Questions: Antipsychotic Medications: Types and Mechanisms
5 questions to test your understanding
Score: 0 / 5
Question 1 Multiple Choice
A patient on a typical (first-generation) antipsychotic develops Parkinson-like tremor, rigidity, and slowness of movement. Which dopamine pathway is most directly responsible?
AThe mesolimbic pathway — the same pathway that mediates antipsychotic efficacy against positive symptoms
BThe mesocortical pathway — which regulates executive function and working memory
CThe nigrostriatal pathway — which coordinates voluntary movement and is disrupted by D2 blockade
DThe tuberoinfundibular pathway — which regulates prolactin secretion from the pituitary
Typical antipsychotics are nonselective D2 antagonists that block all four major dopamine pathways simultaneously. The nigrostriatal pathway connects the substantia nigra to the striatum and coordinates voluntary movement — the same pathway damaged in Parkinson's disease. Blocking D2 here mimics Parkinsonism: rigidity, bradykinesia, tremor, and with chronic use, tardive dyskinesia. The mesolimbic pathway is the therapeutic target (reducing positive symptoms), but typicals cannot selectively block one pathway and spare the others.
Question 2 Multiple Choice
Atypical antipsychotics show reduced extrapyramidal side effects (EPS) compared to typicals primarily because they:
ADo not block D2 receptors at all, achieving antipsychotic effect through serotonin blockade alone
BBlock only mesolimbic D2 receptors while leaving all other dopamine pathways completely unaffected
CHave weaker or faster-dissociating D2 blockade combined with 5-HT2A antagonism, preserving dopamine tone in motor circuits
DAct on GABA receptors rather than dopamine receptors, bypassing dopamine-related side effects entirely
Atypicals still block D2 receptors — the 'atypical' designation doesn't mean D2-free. They reduce EPS through two main mechanisms: weaker or faster-dissociating D2 binding in the nigrostriatal pathway (the 'fast-off' hypothesis), and combined 5-HT2A antagonism that disinhibits dopamine release in the nigrostriatal pathway, partially counteracting D2 blockade there. This preserves enough dopamine tone in motor circuits to prevent Parkinsonian side effects while still reducing mesolimbic activity to treat psychosis.
Question 3 True / False
Blocking D2 receptors in the mesocortical pathway — which already shows reduced dopamine activity in schizophrenia — can worsen negative symptoms and cognitive function.
TTrue
FFalse
Answer: True
The dopamine hypothesis of schizophrenia is pathway-specific: mesolimbic overactivity drives positive symptoms, while mesocortical hypoactivity contributes to negative symptoms (flat affect, poverty of speech, reduced motivation) and cognitive deficits. Typical antipsychotics block D2 everywhere, including the already-underactive mesocortical pathway, compounding its deficit. This is why typicals are poor at treating negative symptoms and may actually worsen them — a major clinical limitation that atypicals partially address.
Question 4 True / False
Atypical antipsychotics are safer than typical antipsychotics in most respects, having fewer side effects without introducing any new risks.
TTrue
FFalse
Answer: False
Atypicals reduce EPS but introduce a distinct class of side effects: metabolic syndrome — weight gain, dyslipidemia, and elevated blood glucose — which significantly increases cardiovascular risk with long-term use. Clozapine additionally carries risk of agranulocytosis, requiring regular blood monitoring. The choice between typical and atypical antipsychotics involves matching each drug's side effect profile to a patient's individual risk factors. Atypicals represent a tradeoff, not a clear overall superiority.
Question 5 Short Answer
Explain why typical antipsychotics effectively reduce positive symptoms of schizophrenia but often worsen negative symptoms and cause movement disorders.

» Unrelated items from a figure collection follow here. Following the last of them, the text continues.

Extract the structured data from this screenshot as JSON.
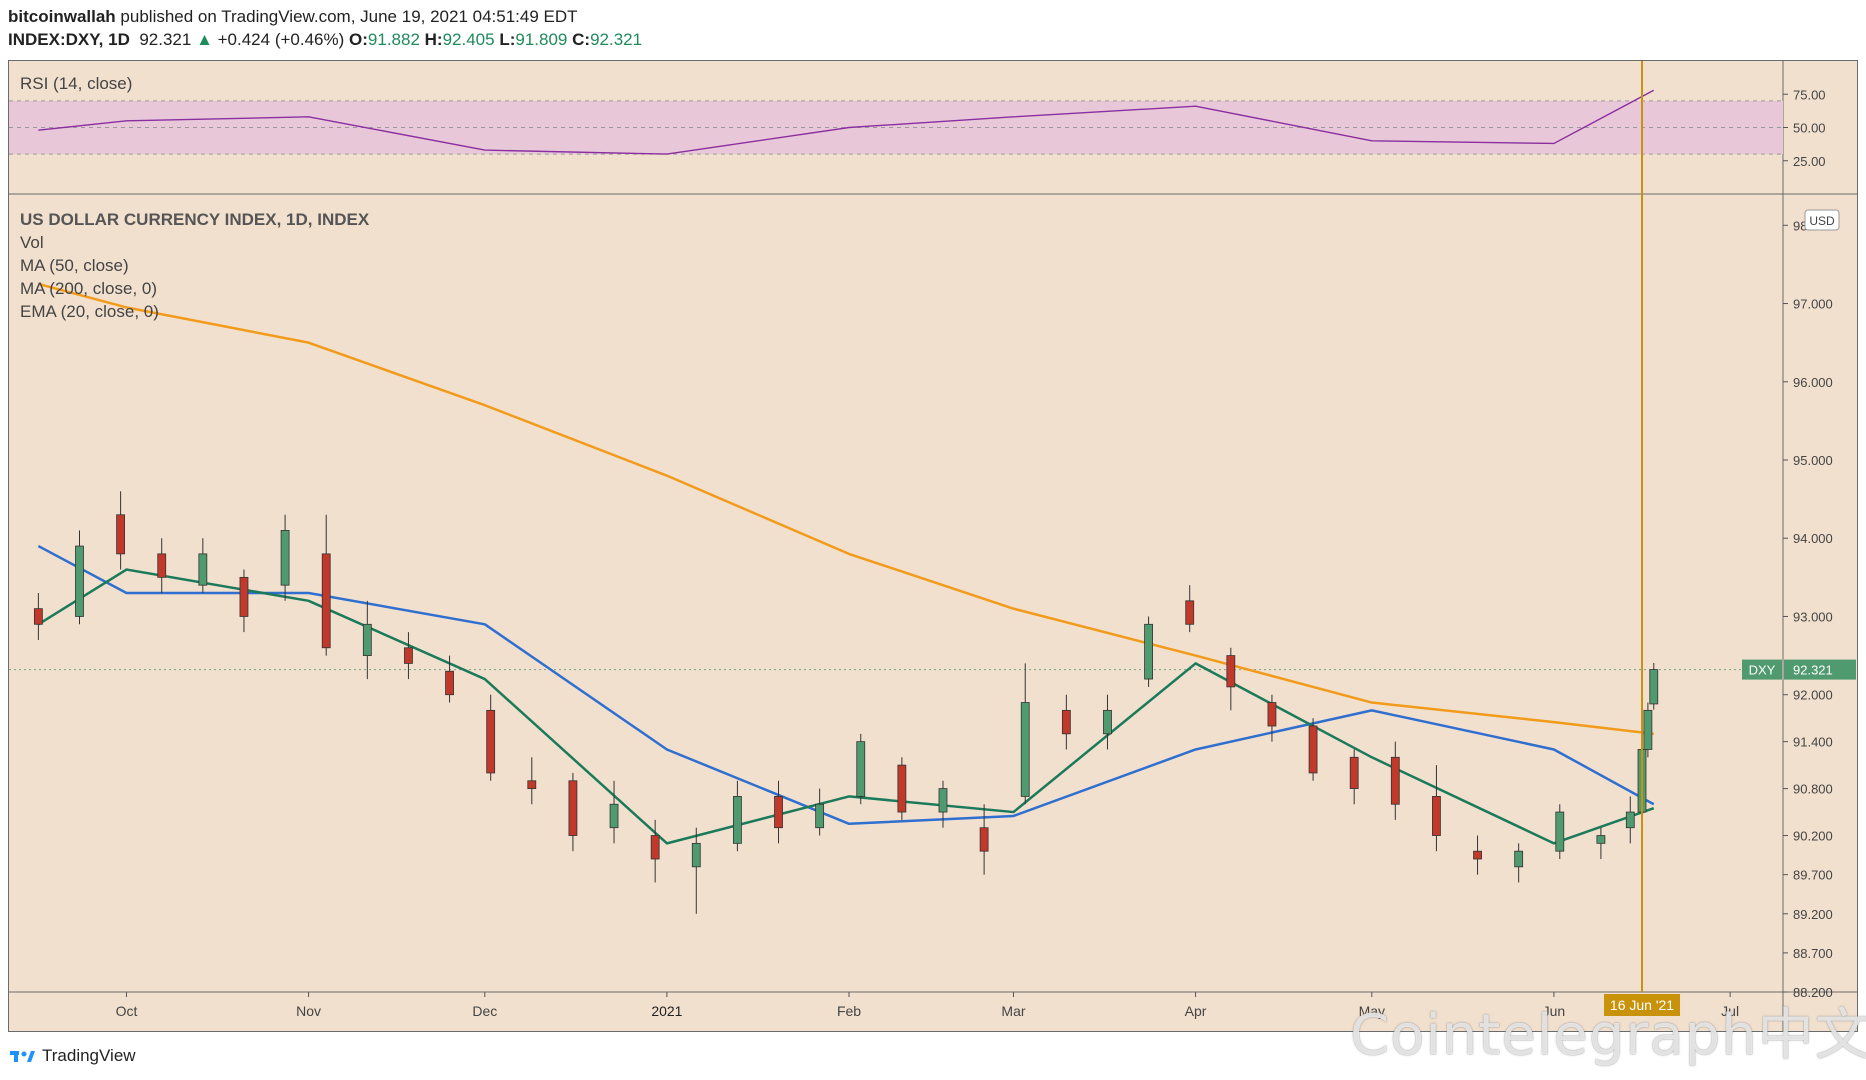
{
  "header": {
    "author": "bitcoinwallah",
    "published_text": "published on TradingView.com, June 19, 2021 04:51:49 EDT",
    "symbol": "INDEX:DXY, 1D",
    "price": "92.321",
    "change": "+0.424 (+0.46%)",
    "ohlc_o_label": "O:",
    "ohlc_o": "91.882",
    "ohlc_h_label": "H:",
    "ohlc_h": "92.405",
    "ohlc_l_label": "L:",
    "ohlc_l": "91.809",
    "ohlc_c_label": "C:",
    "ohlc_c": "92.321"
  },
  "rsi_panel": {
    "label": "RSI (14, close)",
    "ticks": [
      "75.00",
      "50.00",
      "25.00"
    ]
  },
  "main_panel": {
    "legend": [
      "US DOLLAR CURRENCY INDEX, 1D, INDEX",
      "Vol",
      "MA (50, close)",
      "MA (200, close, 0)",
      "EMA (20, close, 0)"
    ],
    "currency": "USD",
    "price_tag_symbol": "DXY",
    "price_tag_value": "92.321",
    "crosshair_date": "16 Jun '21"
  },
  "footer": {
    "brand": "TradingView"
  },
  "watermark": "Cointelegraph中文",
  "colors": {
    "background": "#f2e0cf",
    "rsi_band": "#e8c8d8",
    "rsi_line": "#8a2ea0",
    "up_candle": "#4f9a6e",
    "down_candle": "#c0392b",
    "ma50": "#2f6fcf",
    "ma200": "#f29a1a",
    "ema20": "#1b7a5a",
    "crosshair": "#c8920a"
  },
  "chart_data": {
    "type": "line",
    "title": "US DOLLAR CURRENCY INDEX, 1D, INDEX",
    "ylabel": "USD",
    "ylim": [
      88.2,
      98.4
    ],
    "y_ticks": [
      "98.000",
      "97.000",
      "96.000",
      "95.000",
      "94.000",
      "93.000",
      "92.000",
      "91.400",
      "90.800",
      "90.200",
      "89.700",
      "89.200",
      "88.700",
      "88.200"
    ],
    "x_ticks": [
      "Oct",
      "Nov",
      "Dec",
      "2021",
      "Feb",
      "Mar",
      "Apr",
      "May",
      "Jun",
      "Jul"
    ],
    "series": [
      {
        "name": "MA (200, close, 0)",
        "x": [
          "2020-09-16",
          "2020-10-01",
          "2020-11-01",
          "2020-12-01",
          "2021-01-01",
          "2021-02-01",
          "2021-03-01",
          "2021-04-01",
          "2021-05-01",
          "2021-06-01",
          "2021-06-18"
        ],
        "values": [
          97.25,
          96.95,
          96.5,
          95.7,
          94.8,
          93.8,
          93.1,
          92.5,
          91.9,
          91.65,
          91.5
        ]
      },
      {
        "name": "MA (50, close)",
        "x": [
          "2020-09-16",
          "2020-10-01",
          "2020-11-01",
          "2020-12-01",
          "2021-01-01",
          "2021-02-01",
          "2021-03-01",
          "2021-04-01",
          "2021-05-01",
          "2021-06-01",
          "2021-06-18"
        ],
        "values": [
          93.9,
          93.3,
          93.3,
          92.9,
          91.3,
          90.35,
          90.45,
          91.3,
          91.8,
          91.3,
          90.6
        ]
      },
      {
        "name": "EMA (20, close, 0)",
        "x": [
          "2020-09-16",
          "2020-10-01",
          "2020-11-01",
          "2020-12-01",
          "2021-01-01",
          "2021-02-01",
          "2021-03-01",
          "2021-04-01",
          "2021-05-01",
          "2021-06-01",
          "2021-06-18"
        ],
        "values": [
          92.9,
          93.6,
          93.2,
          92.2,
          90.1,
          90.7,
          90.5,
          92.4,
          91.2,
          90.1,
          90.55
        ]
      }
    ],
    "candles": [
      {
        "x": "2020-09-16",
        "o": 93.1,
        "h": 93.3,
        "l": 92.7,
        "c": 92.9
      },
      {
        "x": "2020-09-23",
        "o": 93.0,
        "h": 94.1,
        "l": 92.9,
        "c": 93.9
      },
      {
        "x": "2020-09-30",
        "o": 94.3,
        "h": 94.6,
        "l": 93.6,
        "c": 93.8
      },
      {
        "x": "2020-10-07",
        "o": 93.8,
        "h": 94.0,
        "l": 93.3,
        "c": 93.5
      },
      {
        "x": "2020-10-14",
        "o": 93.4,
        "h": 94.0,
        "l": 93.3,
        "c": 93.8
      },
      {
        "x": "2020-10-21",
        "o": 93.5,
        "h": 93.6,
        "l": 92.8,
        "c": 93.0
      },
      {
        "x": "2020-10-28",
        "o": 93.4,
        "h": 94.3,
        "l": 93.2,
        "c": 94.1
      },
      {
        "x": "2020-11-04",
        "o": 93.8,
        "h": 94.3,
        "l": 92.5,
        "c": 92.6
      },
      {
        "x": "2020-11-11",
        "o": 92.5,
        "h": 93.2,
        "l": 92.2,
        "c": 92.9
      },
      {
        "x": "2020-11-18",
        "o": 92.6,
        "h": 92.8,
        "l": 92.2,
        "c": 92.4
      },
      {
        "x": "2020-11-25",
        "o": 92.3,
        "h": 92.5,
        "l": 91.9,
        "c": 92.0
      },
      {
        "x": "2020-12-02",
        "o": 91.8,
        "h": 92.0,
        "l": 90.9,
        "c": 91.0
      },
      {
        "x": "2020-12-09",
        "o": 90.9,
        "h": 91.2,
        "l": 90.6,
        "c": 90.8
      },
      {
        "x": "2020-12-16",
        "o": 90.9,
        "h": 91.0,
        "l": 90.0,
        "c": 90.2
      },
      {
        "x": "2020-12-23",
        "o": 90.3,
        "h": 90.9,
        "l": 90.1,
        "c": 90.6
      },
      {
        "x": "2020-12-30",
        "o": 90.2,
        "h": 90.4,
        "l": 89.6,
        "c": 89.9
      },
      {
        "x": "2021-01-06",
        "o": 89.8,
        "h": 90.3,
        "l": 89.2,
        "c": 90.1
      },
      {
        "x": "2021-01-13",
        "o": 90.1,
        "h": 90.9,
        "l": 90.0,
        "c": 90.7
      },
      {
        "x": "2021-01-20",
        "o": 90.7,
        "h": 90.9,
        "l": 90.1,
        "c": 90.3
      },
      {
        "x": "2021-01-27",
        "o": 90.3,
        "h": 90.8,
        "l": 90.2,
        "c": 90.6
      },
      {
        "x": "2021-02-03",
        "o": 90.7,
        "h": 91.5,
        "l": 90.6,
        "c": 91.4
      },
      {
        "x": "2021-02-10",
        "o": 91.1,
        "h": 91.2,
        "l": 90.4,
        "c": 90.5
      },
      {
        "x": "2021-02-17",
        "o": 90.5,
        "h": 90.9,
        "l": 90.3,
        "c": 90.8
      },
      {
        "x": "2021-02-24",
        "o": 90.3,
        "h": 90.6,
        "l": 89.7,
        "c": 90.0
      },
      {
        "x": "2021-03-03",
        "o": 90.7,
        "h": 92.4,
        "l": 90.6,
        "c": 91.9
      },
      {
        "x": "2021-03-10",
        "o": 91.8,
        "h": 92.0,
        "l": 91.3,
        "c": 91.5
      },
      {
        "x": "2021-03-17",
        "o": 91.5,
        "h": 92.0,
        "l": 91.3,
        "c": 91.8
      },
      {
        "x": "2021-03-24",
        "o": 92.2,
        "h": 93.0,
        "l": 92.1,
        "c": 92.9
      },
      {
        "x": "2021-03-31",
        "o": 93.2,
        "h": 93.4,
        "l": 92.8,
        "c": 92.9
      },
      {
        "x": "2021-04-07",
        "o": 92.5,
        "h": 92.6,
        "l": 91.8,
        "c": 92.1
      },
      {
        "x": "2021-04-14",
        "o": 91.9,
        "h": 92.0,
        "l": 91.4,
        "c": 91.6
      },
      {
        "x": "2021-04-21",
        "o": 91.6,
        "h": 91.7,
        "l": 90.9,
        "c": 91.0
      },
      {
        "x": "2021-04-28",
        "o": 91.2,
        "h": 91.3,
        "l": 90.6,
        "c": 90.8
      },
      {
        "x": "2021-05-05",
        "o": 91.2,
        "h": 91.4,
        "l": 90.4,
        "c": 90.6
      },
      {
        "x": "2021-05-12",
        "o": 90.7,
        "h": 91.1,
        "l": 90.0,
        "c": 90.2
      },
      {
        "x": "2021-05-19",
        "o": 90.0,
        "h": 90.2,
        "l": 89.7,
        "c": 89.9
      },
      {
        "x": "2021-05-26",
        "o": 89.8,
        "h": 90.1,
        "l": 89.6,
        "c": 90.0
      },
      {
        "x": "2021-06-02",
        "o": 90.0,
        "h": 90.6,
        "l": 89.9,
        "c": 90.5
      },
      {
        "x": "2021-06-09",
        "o": 90.1,
        "h": 90.3,
        "l": 89.9,
        "c": 90.2
      },
      {
        "x": "2021-06-14",
        "o": 90.3,
        "h": 90.7,
        "l": 90.1,
        "c": 90.5
      },
      {
        "x": "2021-06-16",
        "o": 90.5,
        "h": 91.4,
        "l": 90.4,
        "c": 91.3
      },
      {
        "x": "2021-06-17",
        "o": 91.3,
        "h": 91.9,
        "l": 91.2,
        "c": 91.8
      },
      {
        "x": "2021-06-18",
        "o": 91.882,
        "h": 92.405,
        "l": 91.809,
        "c": 92.321
      }
    ],
    "rsi": {
      "name": "RSI (14, close)",
      "ylim": [
        0,
        100
      ],
      "bands": [
        30,
        70
      ],
      "x": [
        "2020-09-16",
        "2020-10-01",
        "2020-11-01",
        "2020-12-01",
        "2021-01-01",
        "2021-02-01",
        "2021-03-01",
        "2021-04-01",
        "2021-05-01",
        "2021-06-01",
        "2021-06-18"
      ],
      "values": [
        48,
        55,
        58,
        33,
        30,
        50,
        58,
        66,
        40,
        38,
        78
      ]
    }
  }
}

Think about your answer, then reveal below.
Model answer: Typical antipsychotics are potent, nonselective D2 antagonists that block dopamine activity across all four major dopamine pathways simultaneously. The antipsychotic effect comes from blocking D2 in the mesolimbic pathway (where overactivity drives hallucinations and delusions). But the same blockade hits the nigrostriatal pathway (causing Parkinson-like EPS), the mesocortical pathway (worsening the already-reduced dopamine activity underlying negative symptoms and cognitive deficits), and the tuberoinfundibular pathway (causing hyperprolactinemia). Because all pathways share the D2 receptor, therapeutic effect and these side effects are an unavoidable package with nonselective typicals.
This is the core limitation of first-generation antipsychotics and the motivation for developing atypicals: selectively blocking mesolimbic D2 while preserving nigrostriatal and mesocortical dopamine tone is the goal, but typicals achieve it poorly due to their nonselective binding profile.